According to the Centers for Disease Control and Prevention, falls are the number one cause of fatalities among construction workers. These fatal injuries account for one-third of the on-the-job deaths in the construction industry. Because of the high rate of fatal falls, the National Campaign to Prevent Falls in Construction was implemented back in 2012. This campaign not only encourages those within the industry to work safely, but it also emphasizes the importance of using the right equipment to reduce falls.
What factors lead to falls on construction sites? Roofs, ladders and scaffolds all pose serious risks to construction workers. With out the proper safety equipment and training, construction workers could suffer a serious fall. Workers not only need to understand how they can do their job safely but also understand the steps they can take to prevent falls.

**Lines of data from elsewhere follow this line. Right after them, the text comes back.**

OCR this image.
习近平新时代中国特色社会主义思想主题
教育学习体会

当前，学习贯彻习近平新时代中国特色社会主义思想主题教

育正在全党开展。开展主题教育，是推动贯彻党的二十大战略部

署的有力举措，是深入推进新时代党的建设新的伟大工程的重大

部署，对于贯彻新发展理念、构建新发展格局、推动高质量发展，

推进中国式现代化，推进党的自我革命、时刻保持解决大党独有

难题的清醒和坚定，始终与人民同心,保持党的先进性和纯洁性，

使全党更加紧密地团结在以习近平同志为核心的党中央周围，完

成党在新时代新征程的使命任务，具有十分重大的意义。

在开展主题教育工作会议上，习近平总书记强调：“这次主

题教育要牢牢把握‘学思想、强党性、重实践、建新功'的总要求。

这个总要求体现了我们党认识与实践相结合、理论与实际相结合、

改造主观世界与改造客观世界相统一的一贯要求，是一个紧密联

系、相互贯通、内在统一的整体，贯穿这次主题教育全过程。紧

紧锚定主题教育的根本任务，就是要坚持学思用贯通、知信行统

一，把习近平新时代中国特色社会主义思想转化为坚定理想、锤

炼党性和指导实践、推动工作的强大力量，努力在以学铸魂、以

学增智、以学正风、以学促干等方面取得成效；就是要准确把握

Contractors and workers should continually plan to talk before a job and how they plan to work safely at heights. Additionally, contractors should and must provide the right equipment for when workers are working at heights, ensuring that they use the proper equipment. Finally, any time safety equipment is to be used or is added, workers need to be trained on how to use them.
The lack of training and use of fall prevention equipment are major factors when it comes to construction site falls. Thus, those harmed in a fall should understand their rights. Workers' compensation benefits are available to those harmed on-the-job. Additionally, family members of deceased workers have the ability to collect these benefits. Thus, it is important to understand how to apply for these benefits and how they could offset damages such as medical bills, lost wages and even funeral costs.